Madan Babu obtained his undergraduate degree in 2001 from the Centre for Biotechnology, Anna University, India with fellowships from the Indian Institute of Science and the Indian Academy of Sciences. He then received a LMB-Cambridge International Fellowship and a Trinity College Research Scholarship to carry out his doctoral research at the Medical Research Council's Laboratory of Molecular Biology (MRC-LMB) in Cambridge, UK. During this time, he carried out studies on the structure, evolution and dynamics of transcriptional regulatory networks by employing a combination of computational approaches. For this work, he was awarded the Max Perutz Prize for outstanding PhD research in 2004. He subsequently received an NIH International Visiting Fellowship to work at the NCBI, USA where he defined general principles of the organization of biological networks. He returned to the UK to become an independent Group Leader at the MRC Laboratory of Molecular Biology in 2006, was elected as a Schlumberger Research Fellow at Darwin College, Cambridge in 2007 and was appointed as a Programme Leader in 2010. He is a Director of Studies at Trinity College, Cambridge, an Executive Editor at Nucleic Acids Research, an Associate Editor at Molecular BioSystems and a member of the HUGO council and F1000. He has published over 100 papers, reviews and book chapters in the areas of regulatory genomics, systems biology and disordered proteins. His work has been recognized by several awards including the Biochemical Society's Early Career Award (2009), EMBO Young Investigator Award (2010), British Genetics Society's Balfour Award (2011), Royal Society of Chemistry's Molecular BioSystems Award (2011), the Biochemical Society's Colworth Medal (2013), the Protein Science Young Investigator Award (2014) from the American Protein Society and the Lister Prize from the Lister Institute of Preventive Medicine (2014).
Research interests:Regulatory Genomics and Systems Biology.

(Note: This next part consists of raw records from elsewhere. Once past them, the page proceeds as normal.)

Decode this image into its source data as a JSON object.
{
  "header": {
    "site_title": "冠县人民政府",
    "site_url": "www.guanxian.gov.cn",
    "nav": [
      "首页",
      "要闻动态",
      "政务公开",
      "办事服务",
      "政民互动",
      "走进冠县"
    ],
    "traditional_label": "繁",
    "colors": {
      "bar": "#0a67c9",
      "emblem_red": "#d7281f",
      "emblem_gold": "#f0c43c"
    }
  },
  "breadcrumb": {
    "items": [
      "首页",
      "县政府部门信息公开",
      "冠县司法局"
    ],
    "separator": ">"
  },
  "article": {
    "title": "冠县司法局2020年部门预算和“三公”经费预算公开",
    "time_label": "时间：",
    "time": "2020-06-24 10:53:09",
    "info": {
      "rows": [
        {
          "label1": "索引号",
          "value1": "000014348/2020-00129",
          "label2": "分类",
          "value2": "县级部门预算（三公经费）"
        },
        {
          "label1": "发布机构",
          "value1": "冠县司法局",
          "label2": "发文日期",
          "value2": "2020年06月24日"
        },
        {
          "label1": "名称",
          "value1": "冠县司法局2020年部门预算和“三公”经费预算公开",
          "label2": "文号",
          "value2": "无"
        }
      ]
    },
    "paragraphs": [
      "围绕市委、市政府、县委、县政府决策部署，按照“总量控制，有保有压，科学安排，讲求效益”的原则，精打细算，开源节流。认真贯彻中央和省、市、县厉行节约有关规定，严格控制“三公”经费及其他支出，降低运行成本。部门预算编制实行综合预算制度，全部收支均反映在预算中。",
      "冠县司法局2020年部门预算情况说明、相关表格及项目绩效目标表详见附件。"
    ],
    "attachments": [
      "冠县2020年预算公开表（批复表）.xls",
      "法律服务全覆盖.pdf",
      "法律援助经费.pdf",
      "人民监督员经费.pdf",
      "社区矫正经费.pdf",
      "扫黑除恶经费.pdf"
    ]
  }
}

Research in my group is aimed at understanding how regulation is achieved at different scales of complexity (Molecular, Systems and Genome level) in cellular systems and how they influence genome evolution. At the molecular level, we aim to investigate regulatory proteins that are involved in protein-protein, protein-nucleic acid and protein-small molecule interactions. In particular, we aim to gain an understanding of the proteins involved in (a) GPCR receptor signalling pathway, (b) chromatin modification pathway and (c) ubiquitin pathway. At the systems level, we aim to gain an understanding of (a) how aggregation prone proteins are tolerated and regulated, (b) how pathogens could possibly exploit host machinery and signalling by secreting unstructured proteins and (c) understand the regulation and dynamics of proteins within the context of their position in the various molecular interaction networks. At the genome level, we investigate (a) the interplay between nucleosome modification and genome organization, (b) mutations and their impact on genome and transcriptome evolution, (c) the genetic basis of natural behavioural variation and (d) bacterial transcription networks and genome evolution. To pursue these lines of research, we develop new computational methods that will make use of the publicly available large-scale datasets. These include sequence, structure, expression and molecular interaction data from several different model organisms ranging from bacteria to fungi to humans. We also exploit newly available data on natural variation, cancer genome sequence and gene expression and nucleosome modification data, and information from genetic screens linking genotype with phenotype. The problems that we work on in my group have the ultimate objective of being able to identify new regulatory principles and features of regulatory systems, to exploit our findings and the general principles that we describe in specific applications such as genetic engineering, and to better understand regulatory dysfunctions leading to human diseases.
RECOMB 2015 keynote talk: The contribution of intrinsically disordered regions to protein function, cellular complexity and human diseases
In the 1960s, Christian Anfinsen postulated that the unique three-dimensional structure of a protein is determined by its amino acid sequence. This work laid the foundation for the sequence-structure-function paradigm, i.e. the sequence of a protein determines its structure, and structure determines function. However, a class of polypeptide segments called Intrinsically Disordered Regions (IDRs) defies this postulate. In this lecture, I will first describe established and emerging ideas about how disordered regions contribute to protein function. I will then discuss molecular principles of how regulatory mechanisms such as alternative splicing and asymmetric mRNA localization of transcripts encoding disordered segments can increase the functional versatility of proteins. Finally, I will discuss how disordered regions contribute to human disease and the emergence of cellular complexity during organismal evolution.